Religion, Reason and Same-Sex Marriage" by Matthew J Franck. In this piece, Franck expands on an earlier article where he argued that anti-gay marriage arguments are not based solely on irrational bias and have a place in the public debate. I have outlined
my position on gay marriage on the blog in the past: namely, that we have gone so far away from the traditional sense of marriage already, and it makes so little sense for the state to license romantic companionship, that we ought to eliminate civil marriage entirely. Franck, as you might imagine, takes a different view:
Yet another danger may await us in the event that traditional views of sexual morality are overthrown and same-sex marriage is established. We see a sign of it in the driving of Catholic Charities out of adoption services in Massachusetts. The freedom to participate fully in civic life, to offer oneself to others in civil society, conscientiously on one’s own terms as a religious person professing one’s beliefs, may be jeopardized by this new dispensation.

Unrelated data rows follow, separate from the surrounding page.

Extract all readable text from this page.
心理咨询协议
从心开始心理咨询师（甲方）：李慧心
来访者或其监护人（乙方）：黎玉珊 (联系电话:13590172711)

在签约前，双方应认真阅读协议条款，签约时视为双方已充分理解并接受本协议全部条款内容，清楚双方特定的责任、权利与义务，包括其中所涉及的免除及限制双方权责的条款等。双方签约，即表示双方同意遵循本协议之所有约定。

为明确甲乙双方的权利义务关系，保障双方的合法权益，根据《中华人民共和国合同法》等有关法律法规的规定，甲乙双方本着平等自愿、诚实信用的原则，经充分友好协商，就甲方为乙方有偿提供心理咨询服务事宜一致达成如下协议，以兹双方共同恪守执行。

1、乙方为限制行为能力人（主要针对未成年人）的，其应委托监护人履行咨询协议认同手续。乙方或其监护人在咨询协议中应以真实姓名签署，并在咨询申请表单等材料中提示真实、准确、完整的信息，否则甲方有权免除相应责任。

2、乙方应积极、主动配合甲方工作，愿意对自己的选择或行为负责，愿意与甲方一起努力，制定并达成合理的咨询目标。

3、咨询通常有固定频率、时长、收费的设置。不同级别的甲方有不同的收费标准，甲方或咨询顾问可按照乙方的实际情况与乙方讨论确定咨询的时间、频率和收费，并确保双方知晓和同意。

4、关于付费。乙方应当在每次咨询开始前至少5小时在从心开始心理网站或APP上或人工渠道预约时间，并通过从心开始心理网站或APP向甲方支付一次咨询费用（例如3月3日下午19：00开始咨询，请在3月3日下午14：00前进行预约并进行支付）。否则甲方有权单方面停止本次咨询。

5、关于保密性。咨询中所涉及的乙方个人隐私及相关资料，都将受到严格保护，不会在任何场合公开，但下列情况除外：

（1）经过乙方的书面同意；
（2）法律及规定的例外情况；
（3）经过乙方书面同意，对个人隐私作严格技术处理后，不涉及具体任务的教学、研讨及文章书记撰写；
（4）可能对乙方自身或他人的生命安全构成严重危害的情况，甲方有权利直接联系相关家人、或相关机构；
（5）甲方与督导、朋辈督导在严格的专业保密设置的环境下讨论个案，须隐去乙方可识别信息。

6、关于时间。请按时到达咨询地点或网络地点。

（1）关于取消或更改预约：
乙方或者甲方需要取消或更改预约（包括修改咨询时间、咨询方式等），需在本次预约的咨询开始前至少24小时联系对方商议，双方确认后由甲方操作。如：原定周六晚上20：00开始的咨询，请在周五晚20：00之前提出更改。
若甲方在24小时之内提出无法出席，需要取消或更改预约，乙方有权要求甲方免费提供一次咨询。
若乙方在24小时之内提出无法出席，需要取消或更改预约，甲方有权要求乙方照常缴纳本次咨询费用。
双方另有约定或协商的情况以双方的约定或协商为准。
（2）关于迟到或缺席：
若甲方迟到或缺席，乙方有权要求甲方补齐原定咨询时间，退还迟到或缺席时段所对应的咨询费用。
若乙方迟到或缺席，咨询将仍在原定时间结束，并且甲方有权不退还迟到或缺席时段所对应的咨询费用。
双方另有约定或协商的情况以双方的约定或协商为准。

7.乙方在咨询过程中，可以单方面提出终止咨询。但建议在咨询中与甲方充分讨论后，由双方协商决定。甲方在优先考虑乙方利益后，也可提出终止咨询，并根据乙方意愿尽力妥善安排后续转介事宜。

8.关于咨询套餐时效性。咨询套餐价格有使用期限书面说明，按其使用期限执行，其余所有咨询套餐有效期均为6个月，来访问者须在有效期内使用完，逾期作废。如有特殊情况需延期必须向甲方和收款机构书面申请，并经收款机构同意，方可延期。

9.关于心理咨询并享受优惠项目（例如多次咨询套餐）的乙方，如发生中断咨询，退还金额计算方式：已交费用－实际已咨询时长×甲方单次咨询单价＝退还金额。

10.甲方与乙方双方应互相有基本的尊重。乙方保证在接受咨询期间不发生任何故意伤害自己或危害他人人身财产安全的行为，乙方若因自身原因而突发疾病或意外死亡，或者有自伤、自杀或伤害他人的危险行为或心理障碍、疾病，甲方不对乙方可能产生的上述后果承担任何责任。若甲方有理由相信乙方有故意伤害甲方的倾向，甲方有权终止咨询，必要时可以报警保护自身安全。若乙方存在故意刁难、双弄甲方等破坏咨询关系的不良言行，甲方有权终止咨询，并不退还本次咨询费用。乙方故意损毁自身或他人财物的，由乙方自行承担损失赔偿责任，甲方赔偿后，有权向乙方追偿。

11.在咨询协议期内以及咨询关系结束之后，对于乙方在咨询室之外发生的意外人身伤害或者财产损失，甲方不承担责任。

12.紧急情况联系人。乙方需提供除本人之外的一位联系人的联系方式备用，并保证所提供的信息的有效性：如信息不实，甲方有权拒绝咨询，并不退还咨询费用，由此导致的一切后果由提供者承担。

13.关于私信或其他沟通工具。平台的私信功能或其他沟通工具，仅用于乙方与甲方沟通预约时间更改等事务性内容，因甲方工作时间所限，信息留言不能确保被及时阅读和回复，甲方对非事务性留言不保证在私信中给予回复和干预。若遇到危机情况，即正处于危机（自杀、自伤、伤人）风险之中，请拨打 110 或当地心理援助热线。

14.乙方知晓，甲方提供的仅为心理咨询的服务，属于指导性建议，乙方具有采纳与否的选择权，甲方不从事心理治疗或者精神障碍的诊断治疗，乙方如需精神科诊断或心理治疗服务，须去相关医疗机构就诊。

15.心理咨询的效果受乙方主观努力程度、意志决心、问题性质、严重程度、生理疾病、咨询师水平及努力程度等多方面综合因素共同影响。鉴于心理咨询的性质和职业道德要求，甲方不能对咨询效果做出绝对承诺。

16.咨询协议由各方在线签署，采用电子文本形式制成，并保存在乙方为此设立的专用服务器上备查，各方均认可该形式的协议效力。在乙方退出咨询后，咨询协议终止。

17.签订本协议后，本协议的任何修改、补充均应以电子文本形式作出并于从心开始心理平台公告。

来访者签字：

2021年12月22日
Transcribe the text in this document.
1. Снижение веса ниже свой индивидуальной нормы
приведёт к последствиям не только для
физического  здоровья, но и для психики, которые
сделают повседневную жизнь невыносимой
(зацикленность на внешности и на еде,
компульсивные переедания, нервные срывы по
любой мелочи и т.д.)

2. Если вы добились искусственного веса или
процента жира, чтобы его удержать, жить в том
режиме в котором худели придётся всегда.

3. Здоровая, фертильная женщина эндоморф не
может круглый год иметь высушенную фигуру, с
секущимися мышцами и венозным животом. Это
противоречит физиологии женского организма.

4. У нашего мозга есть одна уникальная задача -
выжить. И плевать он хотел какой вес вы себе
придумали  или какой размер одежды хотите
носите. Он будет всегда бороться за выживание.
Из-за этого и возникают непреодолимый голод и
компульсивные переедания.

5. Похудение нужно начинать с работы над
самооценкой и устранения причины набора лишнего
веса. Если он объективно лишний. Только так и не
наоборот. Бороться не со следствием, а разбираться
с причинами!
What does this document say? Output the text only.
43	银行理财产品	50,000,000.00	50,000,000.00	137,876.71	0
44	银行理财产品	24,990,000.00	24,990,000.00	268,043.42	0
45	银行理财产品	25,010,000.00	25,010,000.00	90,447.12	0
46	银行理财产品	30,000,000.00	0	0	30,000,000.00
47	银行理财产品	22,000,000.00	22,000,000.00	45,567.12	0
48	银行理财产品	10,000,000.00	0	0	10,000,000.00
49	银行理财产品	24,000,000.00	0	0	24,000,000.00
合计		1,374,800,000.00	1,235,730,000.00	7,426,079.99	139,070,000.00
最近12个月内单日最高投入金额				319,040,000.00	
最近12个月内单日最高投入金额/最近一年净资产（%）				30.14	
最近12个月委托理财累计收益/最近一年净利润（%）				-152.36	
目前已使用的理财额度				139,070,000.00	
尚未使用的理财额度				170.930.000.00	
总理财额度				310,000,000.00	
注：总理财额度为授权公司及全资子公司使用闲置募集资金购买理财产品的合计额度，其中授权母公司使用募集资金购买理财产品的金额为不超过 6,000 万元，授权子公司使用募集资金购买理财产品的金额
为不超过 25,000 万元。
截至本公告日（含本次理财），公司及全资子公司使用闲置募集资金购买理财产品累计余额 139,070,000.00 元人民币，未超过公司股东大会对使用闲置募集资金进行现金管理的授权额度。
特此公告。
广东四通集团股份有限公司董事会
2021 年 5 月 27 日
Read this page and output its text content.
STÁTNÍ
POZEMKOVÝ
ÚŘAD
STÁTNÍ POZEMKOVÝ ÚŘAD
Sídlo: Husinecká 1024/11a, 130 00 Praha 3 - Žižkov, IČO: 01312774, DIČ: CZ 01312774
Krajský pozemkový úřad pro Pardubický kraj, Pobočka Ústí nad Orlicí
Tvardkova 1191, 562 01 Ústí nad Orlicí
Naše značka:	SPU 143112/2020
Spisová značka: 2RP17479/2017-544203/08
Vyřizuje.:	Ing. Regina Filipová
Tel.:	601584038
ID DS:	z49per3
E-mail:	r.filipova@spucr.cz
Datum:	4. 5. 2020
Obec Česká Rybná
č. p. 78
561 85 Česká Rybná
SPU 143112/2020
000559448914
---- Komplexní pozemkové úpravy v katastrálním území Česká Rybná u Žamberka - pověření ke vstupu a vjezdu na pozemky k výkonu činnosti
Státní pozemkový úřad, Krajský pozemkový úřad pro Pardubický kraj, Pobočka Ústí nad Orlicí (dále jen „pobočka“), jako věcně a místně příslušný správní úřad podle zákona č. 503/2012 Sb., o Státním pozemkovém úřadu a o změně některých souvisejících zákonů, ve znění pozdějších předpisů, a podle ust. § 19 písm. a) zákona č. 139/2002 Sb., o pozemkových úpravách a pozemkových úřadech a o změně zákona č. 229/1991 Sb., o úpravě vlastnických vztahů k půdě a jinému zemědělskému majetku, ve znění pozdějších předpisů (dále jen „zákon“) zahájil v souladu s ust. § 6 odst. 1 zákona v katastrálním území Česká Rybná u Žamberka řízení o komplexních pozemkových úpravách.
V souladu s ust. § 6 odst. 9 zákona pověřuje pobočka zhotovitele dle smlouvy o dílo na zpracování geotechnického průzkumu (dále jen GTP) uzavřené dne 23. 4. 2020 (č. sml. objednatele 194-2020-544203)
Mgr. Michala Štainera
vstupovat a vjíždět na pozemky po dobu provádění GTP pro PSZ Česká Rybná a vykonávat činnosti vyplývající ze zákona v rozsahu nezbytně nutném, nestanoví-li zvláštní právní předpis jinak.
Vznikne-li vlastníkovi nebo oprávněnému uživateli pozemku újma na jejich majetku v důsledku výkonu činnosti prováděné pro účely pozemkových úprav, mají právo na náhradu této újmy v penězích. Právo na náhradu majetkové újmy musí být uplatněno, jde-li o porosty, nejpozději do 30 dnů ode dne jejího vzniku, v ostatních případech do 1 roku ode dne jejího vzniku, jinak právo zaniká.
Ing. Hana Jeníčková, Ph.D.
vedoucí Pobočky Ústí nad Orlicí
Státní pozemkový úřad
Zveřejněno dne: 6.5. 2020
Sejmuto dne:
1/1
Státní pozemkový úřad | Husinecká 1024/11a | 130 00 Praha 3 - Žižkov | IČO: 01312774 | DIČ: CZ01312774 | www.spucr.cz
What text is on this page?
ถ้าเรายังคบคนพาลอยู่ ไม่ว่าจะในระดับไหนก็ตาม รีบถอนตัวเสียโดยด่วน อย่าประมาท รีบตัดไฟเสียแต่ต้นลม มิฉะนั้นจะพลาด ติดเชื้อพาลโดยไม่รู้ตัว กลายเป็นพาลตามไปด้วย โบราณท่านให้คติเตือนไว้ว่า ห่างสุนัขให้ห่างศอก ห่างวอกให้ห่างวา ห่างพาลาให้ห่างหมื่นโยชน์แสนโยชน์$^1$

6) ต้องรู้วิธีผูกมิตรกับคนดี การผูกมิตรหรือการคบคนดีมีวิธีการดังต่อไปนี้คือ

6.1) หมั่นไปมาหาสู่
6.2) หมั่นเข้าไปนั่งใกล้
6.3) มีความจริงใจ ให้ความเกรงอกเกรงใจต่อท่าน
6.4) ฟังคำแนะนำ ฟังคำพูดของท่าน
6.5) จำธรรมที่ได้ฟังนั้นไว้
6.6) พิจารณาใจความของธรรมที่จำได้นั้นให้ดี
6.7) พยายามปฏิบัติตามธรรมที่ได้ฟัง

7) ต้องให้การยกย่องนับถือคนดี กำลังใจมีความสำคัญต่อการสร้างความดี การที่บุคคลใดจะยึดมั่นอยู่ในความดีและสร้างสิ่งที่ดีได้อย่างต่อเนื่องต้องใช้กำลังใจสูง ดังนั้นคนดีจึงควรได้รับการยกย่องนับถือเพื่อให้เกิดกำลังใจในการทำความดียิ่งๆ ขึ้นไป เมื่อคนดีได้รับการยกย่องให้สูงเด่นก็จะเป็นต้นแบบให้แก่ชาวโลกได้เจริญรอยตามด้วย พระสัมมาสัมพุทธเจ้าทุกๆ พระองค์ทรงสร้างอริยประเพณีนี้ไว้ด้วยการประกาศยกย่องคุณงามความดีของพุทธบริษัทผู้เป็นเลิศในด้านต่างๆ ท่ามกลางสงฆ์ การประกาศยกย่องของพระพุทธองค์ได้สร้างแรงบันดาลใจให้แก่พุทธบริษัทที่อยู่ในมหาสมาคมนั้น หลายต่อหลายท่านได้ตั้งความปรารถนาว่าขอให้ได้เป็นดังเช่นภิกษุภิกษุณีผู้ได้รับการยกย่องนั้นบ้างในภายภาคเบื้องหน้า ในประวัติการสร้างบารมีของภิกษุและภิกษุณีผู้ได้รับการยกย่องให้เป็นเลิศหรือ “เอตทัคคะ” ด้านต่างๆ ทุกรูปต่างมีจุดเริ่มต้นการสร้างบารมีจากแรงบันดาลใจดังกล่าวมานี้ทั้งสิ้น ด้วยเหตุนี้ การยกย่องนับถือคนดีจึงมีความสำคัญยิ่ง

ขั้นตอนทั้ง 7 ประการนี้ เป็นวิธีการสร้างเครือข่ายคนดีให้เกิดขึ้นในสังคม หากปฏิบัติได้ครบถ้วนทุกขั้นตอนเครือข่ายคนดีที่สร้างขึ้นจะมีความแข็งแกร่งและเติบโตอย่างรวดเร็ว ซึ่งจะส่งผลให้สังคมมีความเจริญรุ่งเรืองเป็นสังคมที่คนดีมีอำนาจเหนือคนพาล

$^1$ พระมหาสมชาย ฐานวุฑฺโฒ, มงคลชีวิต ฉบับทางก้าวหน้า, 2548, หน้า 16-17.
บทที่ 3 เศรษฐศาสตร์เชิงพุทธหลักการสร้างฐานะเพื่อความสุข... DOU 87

Franck, along with many other observers, thinks the adoption of gay marriage and the host of cultural assumptions that go along with it will push Christians out of public life. This may be possible in the long term, though it is unlikely to happen any time soon in a majority-Christian nation.
So, to recap: we have two articles. One is about the ubiquity of greed in our society and of the need to curtail it, and one is a reaction to the legal advance of gay marriage. What do they have in common? In my view, both authors commit the fallacy of equating laws and government action with public morality as a whole. Look at this quote from Skidelsky:
Democratic states use economic incentives all the time to encourage motives and ways of life considered to be civilized. They limit hours of work, restrict or forbid Sunday trading, regulate where and how advertisers may operate. In a utilitarian political culture, such legislation is usually justified on grounds of economic efficiency or “health and safety,” but its unacknowledged motive is ethical. These states wish to erect safeguards against the powerful human tendency to rapacity.
If we acknowledged the legitimacy of such motives, we might think of many further ways in which the power of the state could be harnessed to discourage avarice. Of course, such proposals will encounter the objection of “paternalism,” but there is nothing inherently paternalistic about a citizen body collectively deciding to encourage certain forms of life and discourage others.
It's true that society's laws are an important benchmark of what is acceptable and what isn't, but they are far from the only ones. The culture of a society can be an equally powerful force in shaping behavior, and yet both Skidelsky and Franck are primarily concerned with whether the law advances or challenges their beliefs about the well-ordered life.
It is probably easier to change the laws to reflect the kind of society you want than to change the culture, but I would argue that a truly Christian response to the problems of materialistic greed and sexual amorality are to build up a virtuous alternative in Christian communities, prove the superiority of that way of life and then share it with others. This may be a libertarian point of view that borders on the naive, but the law that supports our beliefs on Monday may change to oppose them by Friday. (This is, in fact, what is happening with marriage laws.) If we can encourage a truly neutral state in matters of morality and culture (which I admit is a high challenge itself) than Christians should be confident that living out their beliefs will show others a better way. Public morality should be built (and renewed) from the ground up by moral individuals, not imposed from the top down by the state.